Meanwhile the boats were beginning to stream under the bridge, and Chris, seeing that the boat in which he sat was sufficiently out of the way to allow a clear passage in mid-stream even if not far enough removed for proper deference, gave himself up to watching the splendid sight.

The sun had now dropped behind the high houses by the bridge, and a shadow lay across the water, but nearer at hand the way was clear, and in a moment more the leading boat had entered the sunlight.

There was no possibility of mistake as to whether this were the royal barge or no. It was a great craft, seventy feet from prow to stem at the very least, and magnificent with colour. As it burst out into the sun, it blazed blindingly with gold; the prow shone with blue and crimson; the stern, roofed in with a crimson canopy with flying tassels, trailed brilliant coarse tapestries on either side; and the Royal Standard streamed out behind.

Chris tried to count the oars, as they swept into the water with a rhythmical throb and out again, flashing a fringe of drops and showing a coat painted on each blade. There seemed to be eight or ten a side. A couple of trumpeters stood in the bows, behind the gilded carved figurehead, their trumpets held out symmetrically with the square hangings flapping as they came.

He could see now the heads of the watermen who rowed, with the caps of the royal livery moving together like clockwork at the swing of the oars.

Behind followed the other boats, some half dozen in all; and as each pair burst out into the level sunlight with a splendour of gold and colour, and the roar from London Bridge swelled louder and louder, for a moment the young monk forgot the bitter underlying tragedy of all that he had seen and knew—forgot oozy Tower-hill and trampled Tyburn and the loaded gallows—forgot even the grim heads that stared out with dead tortured eyes from the sheaves of pikes rising high above him at this moment against the rosy sky—forgot the monks of the Charterhouse and their mourning hearts; the insulted queen, repudiated and declared a concubine—forgot all that made life so hard to live and understand at this time—as this splendid vision of the lust of the eyes broke out in pulsating sound and colour before him.

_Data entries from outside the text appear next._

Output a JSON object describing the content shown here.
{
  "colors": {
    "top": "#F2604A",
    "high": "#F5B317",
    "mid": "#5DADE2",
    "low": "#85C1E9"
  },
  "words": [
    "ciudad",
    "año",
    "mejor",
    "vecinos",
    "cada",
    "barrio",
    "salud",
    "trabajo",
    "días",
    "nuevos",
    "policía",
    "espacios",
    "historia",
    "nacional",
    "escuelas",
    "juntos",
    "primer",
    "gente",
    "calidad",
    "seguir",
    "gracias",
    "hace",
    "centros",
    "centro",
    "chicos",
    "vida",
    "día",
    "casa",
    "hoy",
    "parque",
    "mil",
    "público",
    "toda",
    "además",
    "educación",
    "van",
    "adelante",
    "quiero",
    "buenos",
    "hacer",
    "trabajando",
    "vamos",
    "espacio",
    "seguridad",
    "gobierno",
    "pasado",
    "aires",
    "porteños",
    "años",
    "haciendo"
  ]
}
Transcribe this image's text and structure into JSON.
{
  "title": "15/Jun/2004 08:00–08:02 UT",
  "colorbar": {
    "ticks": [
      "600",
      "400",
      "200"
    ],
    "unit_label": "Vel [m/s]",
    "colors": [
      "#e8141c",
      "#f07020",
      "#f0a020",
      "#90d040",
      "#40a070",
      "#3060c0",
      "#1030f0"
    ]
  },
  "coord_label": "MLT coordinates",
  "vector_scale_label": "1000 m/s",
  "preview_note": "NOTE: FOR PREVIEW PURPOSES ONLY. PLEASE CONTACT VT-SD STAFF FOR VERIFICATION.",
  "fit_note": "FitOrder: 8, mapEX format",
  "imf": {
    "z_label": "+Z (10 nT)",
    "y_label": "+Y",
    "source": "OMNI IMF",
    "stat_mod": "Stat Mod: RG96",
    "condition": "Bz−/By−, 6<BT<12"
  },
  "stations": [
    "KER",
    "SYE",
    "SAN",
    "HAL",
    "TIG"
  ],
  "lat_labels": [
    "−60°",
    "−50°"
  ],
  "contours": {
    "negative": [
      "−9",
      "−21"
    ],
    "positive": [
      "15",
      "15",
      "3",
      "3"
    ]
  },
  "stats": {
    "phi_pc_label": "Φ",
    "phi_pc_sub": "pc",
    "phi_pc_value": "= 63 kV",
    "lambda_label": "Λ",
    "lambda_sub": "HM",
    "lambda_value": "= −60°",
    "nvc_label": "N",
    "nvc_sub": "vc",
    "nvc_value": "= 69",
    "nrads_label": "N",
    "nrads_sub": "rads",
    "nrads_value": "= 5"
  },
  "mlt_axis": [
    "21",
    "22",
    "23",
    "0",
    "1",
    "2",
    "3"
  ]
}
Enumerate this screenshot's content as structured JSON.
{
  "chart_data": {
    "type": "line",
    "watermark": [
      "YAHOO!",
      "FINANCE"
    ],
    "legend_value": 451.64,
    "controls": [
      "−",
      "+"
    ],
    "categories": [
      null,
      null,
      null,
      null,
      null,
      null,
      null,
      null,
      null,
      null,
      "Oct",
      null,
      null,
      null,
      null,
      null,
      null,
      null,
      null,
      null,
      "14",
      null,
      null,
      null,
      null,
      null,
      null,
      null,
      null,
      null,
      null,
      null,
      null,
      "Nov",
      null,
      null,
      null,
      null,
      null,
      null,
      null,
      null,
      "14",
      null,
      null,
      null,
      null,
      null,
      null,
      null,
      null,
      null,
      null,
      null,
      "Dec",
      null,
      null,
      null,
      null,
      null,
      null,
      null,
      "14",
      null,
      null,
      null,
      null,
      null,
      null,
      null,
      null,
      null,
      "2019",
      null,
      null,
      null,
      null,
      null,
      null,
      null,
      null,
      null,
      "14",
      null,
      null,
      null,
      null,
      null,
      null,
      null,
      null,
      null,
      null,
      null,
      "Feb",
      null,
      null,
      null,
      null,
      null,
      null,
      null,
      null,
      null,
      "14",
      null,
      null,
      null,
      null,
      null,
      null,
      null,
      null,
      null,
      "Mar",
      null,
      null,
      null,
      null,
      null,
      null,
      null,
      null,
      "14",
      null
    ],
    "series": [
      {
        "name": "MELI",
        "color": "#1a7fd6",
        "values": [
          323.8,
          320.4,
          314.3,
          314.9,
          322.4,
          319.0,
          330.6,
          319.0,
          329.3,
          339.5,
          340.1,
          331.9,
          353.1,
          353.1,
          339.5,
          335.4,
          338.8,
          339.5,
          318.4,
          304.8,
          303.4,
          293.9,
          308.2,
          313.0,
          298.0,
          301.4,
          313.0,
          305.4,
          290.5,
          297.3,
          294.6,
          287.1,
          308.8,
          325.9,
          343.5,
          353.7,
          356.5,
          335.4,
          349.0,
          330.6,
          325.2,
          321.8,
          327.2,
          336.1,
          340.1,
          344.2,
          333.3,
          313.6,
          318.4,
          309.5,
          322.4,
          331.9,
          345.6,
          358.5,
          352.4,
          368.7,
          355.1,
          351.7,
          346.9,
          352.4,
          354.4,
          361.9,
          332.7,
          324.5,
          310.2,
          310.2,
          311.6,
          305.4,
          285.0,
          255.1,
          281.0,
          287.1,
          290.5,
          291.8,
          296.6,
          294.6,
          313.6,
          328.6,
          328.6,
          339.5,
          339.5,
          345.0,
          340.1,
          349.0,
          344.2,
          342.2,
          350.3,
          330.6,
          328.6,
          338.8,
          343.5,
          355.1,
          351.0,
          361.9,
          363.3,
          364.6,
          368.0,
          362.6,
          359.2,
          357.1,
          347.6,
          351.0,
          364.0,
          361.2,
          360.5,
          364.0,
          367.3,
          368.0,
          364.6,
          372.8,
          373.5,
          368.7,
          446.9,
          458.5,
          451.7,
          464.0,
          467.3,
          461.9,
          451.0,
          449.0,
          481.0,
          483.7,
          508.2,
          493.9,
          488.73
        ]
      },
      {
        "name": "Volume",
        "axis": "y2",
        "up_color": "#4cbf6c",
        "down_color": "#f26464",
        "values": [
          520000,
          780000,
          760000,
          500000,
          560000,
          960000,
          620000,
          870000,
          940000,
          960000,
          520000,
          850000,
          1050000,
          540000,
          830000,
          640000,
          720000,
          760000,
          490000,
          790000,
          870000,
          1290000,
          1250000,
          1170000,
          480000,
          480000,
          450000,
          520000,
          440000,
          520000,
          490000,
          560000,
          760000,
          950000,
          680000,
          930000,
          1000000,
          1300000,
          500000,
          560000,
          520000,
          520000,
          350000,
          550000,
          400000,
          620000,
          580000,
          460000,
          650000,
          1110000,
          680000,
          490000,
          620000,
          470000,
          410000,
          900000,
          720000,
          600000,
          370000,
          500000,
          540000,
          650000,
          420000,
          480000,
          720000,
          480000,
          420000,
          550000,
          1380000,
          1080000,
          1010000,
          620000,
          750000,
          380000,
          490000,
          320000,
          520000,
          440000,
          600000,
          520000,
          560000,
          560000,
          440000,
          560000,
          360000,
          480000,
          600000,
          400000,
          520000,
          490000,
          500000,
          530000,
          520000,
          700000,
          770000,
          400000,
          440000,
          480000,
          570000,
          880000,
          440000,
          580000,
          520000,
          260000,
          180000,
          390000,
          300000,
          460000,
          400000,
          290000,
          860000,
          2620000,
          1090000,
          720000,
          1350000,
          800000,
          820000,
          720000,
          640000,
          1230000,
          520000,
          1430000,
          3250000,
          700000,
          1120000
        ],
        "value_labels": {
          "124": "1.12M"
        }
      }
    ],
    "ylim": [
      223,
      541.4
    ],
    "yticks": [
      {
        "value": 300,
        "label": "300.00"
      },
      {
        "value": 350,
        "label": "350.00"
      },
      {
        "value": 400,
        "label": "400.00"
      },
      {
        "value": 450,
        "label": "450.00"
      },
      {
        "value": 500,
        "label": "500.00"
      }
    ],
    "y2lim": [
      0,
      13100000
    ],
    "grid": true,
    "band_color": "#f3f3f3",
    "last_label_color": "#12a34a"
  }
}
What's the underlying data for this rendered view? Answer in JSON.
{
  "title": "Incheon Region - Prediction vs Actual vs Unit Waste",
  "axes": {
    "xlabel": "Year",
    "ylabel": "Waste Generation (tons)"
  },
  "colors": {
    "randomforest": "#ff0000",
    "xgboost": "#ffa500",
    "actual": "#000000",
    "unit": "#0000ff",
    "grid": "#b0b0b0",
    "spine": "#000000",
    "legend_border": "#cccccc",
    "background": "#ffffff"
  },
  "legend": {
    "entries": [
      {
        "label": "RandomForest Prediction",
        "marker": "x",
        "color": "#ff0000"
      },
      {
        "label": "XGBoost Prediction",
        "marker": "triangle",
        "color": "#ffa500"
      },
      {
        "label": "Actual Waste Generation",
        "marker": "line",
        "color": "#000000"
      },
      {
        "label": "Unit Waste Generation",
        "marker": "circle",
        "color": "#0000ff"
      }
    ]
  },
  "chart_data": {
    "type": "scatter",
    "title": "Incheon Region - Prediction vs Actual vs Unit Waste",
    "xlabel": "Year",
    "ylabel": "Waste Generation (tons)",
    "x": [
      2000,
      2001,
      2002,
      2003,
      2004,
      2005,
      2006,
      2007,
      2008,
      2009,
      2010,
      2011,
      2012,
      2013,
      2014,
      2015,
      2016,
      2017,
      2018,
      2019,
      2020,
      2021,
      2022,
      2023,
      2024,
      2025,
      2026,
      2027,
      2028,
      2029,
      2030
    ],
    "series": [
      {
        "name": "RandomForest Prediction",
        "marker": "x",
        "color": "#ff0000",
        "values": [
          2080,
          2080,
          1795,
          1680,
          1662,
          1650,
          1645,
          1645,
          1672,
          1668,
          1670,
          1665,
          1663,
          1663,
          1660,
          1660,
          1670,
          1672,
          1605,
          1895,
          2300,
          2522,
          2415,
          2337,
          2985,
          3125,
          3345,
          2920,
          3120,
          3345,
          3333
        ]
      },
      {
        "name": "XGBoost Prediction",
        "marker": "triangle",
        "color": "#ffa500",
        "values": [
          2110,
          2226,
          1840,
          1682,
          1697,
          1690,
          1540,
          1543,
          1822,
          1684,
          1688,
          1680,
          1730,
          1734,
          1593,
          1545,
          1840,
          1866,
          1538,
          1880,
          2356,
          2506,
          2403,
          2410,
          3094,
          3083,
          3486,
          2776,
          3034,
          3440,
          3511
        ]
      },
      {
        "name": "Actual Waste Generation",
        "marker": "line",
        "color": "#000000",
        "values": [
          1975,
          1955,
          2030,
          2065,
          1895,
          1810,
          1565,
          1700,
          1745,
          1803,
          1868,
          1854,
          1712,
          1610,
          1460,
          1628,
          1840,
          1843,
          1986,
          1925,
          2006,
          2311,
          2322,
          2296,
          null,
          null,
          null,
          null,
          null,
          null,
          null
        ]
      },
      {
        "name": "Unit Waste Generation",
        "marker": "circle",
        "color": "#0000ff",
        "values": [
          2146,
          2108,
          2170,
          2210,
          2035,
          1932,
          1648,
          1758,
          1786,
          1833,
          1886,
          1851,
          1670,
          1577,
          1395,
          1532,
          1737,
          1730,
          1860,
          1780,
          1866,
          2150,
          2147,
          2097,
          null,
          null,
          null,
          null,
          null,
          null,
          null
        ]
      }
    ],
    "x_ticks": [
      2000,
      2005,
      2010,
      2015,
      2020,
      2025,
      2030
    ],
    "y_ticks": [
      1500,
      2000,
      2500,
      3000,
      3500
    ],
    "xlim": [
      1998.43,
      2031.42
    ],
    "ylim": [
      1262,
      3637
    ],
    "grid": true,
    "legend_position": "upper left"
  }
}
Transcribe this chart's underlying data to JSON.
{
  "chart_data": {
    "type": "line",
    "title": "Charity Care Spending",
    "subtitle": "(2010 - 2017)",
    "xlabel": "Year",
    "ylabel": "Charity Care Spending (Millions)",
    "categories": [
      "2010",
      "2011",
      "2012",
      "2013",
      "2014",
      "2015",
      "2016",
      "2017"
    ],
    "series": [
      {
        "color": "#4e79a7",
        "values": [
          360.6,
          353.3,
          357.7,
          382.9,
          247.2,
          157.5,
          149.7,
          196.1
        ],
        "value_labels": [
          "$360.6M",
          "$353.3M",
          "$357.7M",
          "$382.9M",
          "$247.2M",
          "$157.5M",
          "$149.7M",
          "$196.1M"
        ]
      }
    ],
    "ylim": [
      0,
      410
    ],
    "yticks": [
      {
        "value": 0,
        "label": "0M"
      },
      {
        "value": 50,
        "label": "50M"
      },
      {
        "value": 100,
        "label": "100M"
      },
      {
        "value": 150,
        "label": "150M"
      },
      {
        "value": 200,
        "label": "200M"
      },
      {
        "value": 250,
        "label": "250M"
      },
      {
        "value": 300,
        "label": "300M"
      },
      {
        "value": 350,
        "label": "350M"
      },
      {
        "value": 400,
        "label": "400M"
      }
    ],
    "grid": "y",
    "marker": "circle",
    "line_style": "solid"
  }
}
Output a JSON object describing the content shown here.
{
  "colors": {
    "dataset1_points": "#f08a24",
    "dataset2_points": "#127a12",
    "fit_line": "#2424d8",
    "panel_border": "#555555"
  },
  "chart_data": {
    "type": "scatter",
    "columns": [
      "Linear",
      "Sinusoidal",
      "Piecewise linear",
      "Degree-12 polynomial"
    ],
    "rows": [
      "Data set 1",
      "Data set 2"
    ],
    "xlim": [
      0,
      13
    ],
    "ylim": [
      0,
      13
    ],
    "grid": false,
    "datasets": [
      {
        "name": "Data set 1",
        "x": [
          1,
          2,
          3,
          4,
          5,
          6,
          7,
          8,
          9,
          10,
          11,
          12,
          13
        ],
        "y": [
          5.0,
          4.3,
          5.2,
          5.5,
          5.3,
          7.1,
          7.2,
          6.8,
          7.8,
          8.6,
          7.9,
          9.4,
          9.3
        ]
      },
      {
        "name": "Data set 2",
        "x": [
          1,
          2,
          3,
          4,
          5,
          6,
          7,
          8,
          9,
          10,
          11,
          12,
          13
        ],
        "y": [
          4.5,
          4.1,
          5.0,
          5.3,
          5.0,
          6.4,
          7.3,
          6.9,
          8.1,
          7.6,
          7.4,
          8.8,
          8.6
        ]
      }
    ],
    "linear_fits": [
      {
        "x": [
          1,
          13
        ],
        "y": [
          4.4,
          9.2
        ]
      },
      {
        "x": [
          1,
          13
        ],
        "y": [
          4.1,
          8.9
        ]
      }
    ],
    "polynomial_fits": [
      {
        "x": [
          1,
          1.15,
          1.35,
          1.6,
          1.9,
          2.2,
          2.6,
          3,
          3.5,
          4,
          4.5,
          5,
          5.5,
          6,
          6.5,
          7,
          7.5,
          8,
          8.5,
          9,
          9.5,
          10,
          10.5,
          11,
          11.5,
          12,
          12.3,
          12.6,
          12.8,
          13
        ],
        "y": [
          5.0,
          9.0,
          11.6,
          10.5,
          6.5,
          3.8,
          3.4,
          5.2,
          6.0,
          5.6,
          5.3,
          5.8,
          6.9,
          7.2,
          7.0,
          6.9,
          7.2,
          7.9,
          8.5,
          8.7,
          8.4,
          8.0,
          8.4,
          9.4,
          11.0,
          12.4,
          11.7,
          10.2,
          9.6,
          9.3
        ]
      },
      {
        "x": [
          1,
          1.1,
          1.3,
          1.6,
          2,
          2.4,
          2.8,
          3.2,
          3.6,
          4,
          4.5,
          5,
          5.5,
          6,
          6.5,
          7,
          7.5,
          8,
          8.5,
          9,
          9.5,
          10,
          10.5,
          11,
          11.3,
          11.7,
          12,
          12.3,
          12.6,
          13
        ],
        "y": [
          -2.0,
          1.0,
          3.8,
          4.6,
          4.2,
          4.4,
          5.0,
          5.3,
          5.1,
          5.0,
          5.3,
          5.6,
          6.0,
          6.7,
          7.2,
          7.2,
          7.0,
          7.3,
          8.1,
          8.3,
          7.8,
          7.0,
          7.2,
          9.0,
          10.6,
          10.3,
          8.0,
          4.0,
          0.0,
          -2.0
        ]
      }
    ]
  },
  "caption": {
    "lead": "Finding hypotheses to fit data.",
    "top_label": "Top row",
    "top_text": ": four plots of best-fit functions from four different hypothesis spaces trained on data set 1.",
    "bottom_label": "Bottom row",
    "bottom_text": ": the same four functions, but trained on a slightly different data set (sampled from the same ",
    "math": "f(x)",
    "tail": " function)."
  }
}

But it was only for a moment.

There was a group of half-a-dozen persons under the canopy of the seat-of-state of the leading boat; the splendid centre of the splendid show, brilliant in crimson and gold and jewels.

On the further side sat two men. Chris did not know their faces, but as his eyes rested on them a moment he noticed that one was burly and clean-shaven, and wore some insignia across his shoulders. At the near side were the backs of two ladies, silken clad and slashed with crimson, their white jewelled necks visible under their coiled hair and tight square cut caps. And in the centre sat a pair, a man and a woman; and on these he fixed his eyes as the boat swept up not twenty yards away, for he knew who they must be.

The man was leaning back, looking gigantic in his puffed sleeves and wide mantle; one great arm was flung along the back of the tapestried seat, and his large head, capped with purple and feathers, was bending towards the woman who sat beyond. Chris could make out a fringe of reddish hair beneath his ear and at the back of the flat head between the high collar and the cap. He caught a glimpse, too, of a sedate face beyond, set on a slender neck, with downcast eyes and red lips. And then as the boat came opposite, and the trumpeters sent out a brazen crash from the trumpets at their lips, the man turned his head and stared straight at the boat.